Mande language spoken in West Africa

The Soninke language (Soninke: Sooninkanxanne, سࣷونِکَنْخَنّࣹ), also known as Serakhulle or Azer or Maraka, is a Mande language spoken by the Soninke people of West Africa. The language has an estimated 2.3 million speakers, primarily located in Mali and Mauritania, and also (in order of numerical importance of the communities) in Senegal, Ivory Coast, The Gambia, Guinea-Bissau, and Guinea.
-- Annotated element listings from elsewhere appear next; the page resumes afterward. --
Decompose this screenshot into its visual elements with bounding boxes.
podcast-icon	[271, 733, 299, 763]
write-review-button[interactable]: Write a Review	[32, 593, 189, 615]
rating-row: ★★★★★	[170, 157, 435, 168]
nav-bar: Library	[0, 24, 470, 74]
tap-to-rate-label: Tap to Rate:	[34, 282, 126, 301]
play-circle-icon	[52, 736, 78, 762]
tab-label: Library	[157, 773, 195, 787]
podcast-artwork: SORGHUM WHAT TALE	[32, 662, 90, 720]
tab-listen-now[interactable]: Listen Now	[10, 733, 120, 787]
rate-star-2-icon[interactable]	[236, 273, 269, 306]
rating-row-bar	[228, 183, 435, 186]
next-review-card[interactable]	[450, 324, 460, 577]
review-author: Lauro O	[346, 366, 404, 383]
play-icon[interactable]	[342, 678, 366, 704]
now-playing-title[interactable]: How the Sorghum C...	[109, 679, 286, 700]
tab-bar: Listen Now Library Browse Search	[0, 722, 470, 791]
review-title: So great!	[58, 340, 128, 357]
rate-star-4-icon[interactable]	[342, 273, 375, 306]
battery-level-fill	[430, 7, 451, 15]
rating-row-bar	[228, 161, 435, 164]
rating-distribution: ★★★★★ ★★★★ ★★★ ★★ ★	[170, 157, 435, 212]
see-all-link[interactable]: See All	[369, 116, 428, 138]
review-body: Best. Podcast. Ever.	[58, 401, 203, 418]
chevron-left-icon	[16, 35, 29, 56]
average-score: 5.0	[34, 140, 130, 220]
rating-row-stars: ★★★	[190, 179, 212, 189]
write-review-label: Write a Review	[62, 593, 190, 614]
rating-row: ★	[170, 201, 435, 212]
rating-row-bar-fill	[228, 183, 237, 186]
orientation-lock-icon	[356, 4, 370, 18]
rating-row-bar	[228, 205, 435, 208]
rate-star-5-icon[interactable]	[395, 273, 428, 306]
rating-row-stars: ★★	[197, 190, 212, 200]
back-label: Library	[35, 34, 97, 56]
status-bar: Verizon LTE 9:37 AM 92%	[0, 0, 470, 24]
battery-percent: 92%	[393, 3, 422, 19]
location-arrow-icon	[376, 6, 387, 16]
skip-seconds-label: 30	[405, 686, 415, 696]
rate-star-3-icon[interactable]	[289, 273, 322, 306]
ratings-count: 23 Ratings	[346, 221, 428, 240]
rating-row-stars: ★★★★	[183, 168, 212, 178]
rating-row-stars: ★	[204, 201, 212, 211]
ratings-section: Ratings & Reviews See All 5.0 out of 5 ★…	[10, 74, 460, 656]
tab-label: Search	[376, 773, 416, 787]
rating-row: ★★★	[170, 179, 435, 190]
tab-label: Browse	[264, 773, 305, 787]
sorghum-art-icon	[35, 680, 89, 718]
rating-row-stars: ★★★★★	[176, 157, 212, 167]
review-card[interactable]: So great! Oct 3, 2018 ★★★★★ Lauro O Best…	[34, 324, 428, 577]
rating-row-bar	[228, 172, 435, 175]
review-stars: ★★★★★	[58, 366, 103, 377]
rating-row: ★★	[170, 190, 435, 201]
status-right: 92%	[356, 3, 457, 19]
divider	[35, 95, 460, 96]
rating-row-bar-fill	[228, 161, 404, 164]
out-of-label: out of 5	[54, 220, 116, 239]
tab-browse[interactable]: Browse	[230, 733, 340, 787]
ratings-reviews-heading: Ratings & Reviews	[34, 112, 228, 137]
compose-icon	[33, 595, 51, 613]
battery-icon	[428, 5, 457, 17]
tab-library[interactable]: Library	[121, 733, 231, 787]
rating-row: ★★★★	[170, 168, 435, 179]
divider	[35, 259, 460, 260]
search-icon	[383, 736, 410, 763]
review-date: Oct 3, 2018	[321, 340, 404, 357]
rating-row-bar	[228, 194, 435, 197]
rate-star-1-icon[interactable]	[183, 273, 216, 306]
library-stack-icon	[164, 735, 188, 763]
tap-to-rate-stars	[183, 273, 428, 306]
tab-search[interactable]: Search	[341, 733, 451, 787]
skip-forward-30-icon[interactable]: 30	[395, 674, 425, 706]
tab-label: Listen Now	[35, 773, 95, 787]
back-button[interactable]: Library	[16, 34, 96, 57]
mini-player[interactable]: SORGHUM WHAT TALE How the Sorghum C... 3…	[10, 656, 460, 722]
It is a national language of Mauritania, Mali, Senegal and The Gambia.

== Phonology ==

=== Consonants ===

|  |  | Labial | Alveolar | Palatal | Velar | Uvular | Glottal |
| Nasal |  | ⟨m⟩ m | ⟨n⟩ n | ⟨ñ⟩ ɲ | ⟨ŋ⟩ ŋ |  |  |
| Stop and Affricate | voiceless | ⟨p⟩ p | ⟨t⟩ t | ⟨c⟩ t͡ʃ | ⟨k⟩ k | ⟨q⟩ q |  |
| voiced | ⟨b⟩ b | ⟨d⟩ d | ⟨j⟩ d͡ʒ | ⟨g⟩ ɡ |  |  |
| Fricative |  | ⟨f⟩ f | ⟨s⟩ s |  | ⟨x⟩ x ~ χ |  | ⟨h⟩ h |
| Trill |  |  | ⟨r⟩ r |  |  |  |  |
| Approximant |  | ⟨w⟩ w | ⟨l⟩ l | ⟨y⟩ j |  |  |  |

=== Vowels ===

|  | Front | Central | Back |
|---|---|---|---|
| Close | i iː |  | u uː |
| Close-mid | e eː |  | o oː |
| Open |  | a aː |  |

Long vowels are written double: aa, ee, ii, oo, uu.

==Dialects==
Dialects of Soninke include the Berber-inflected Azer dialect.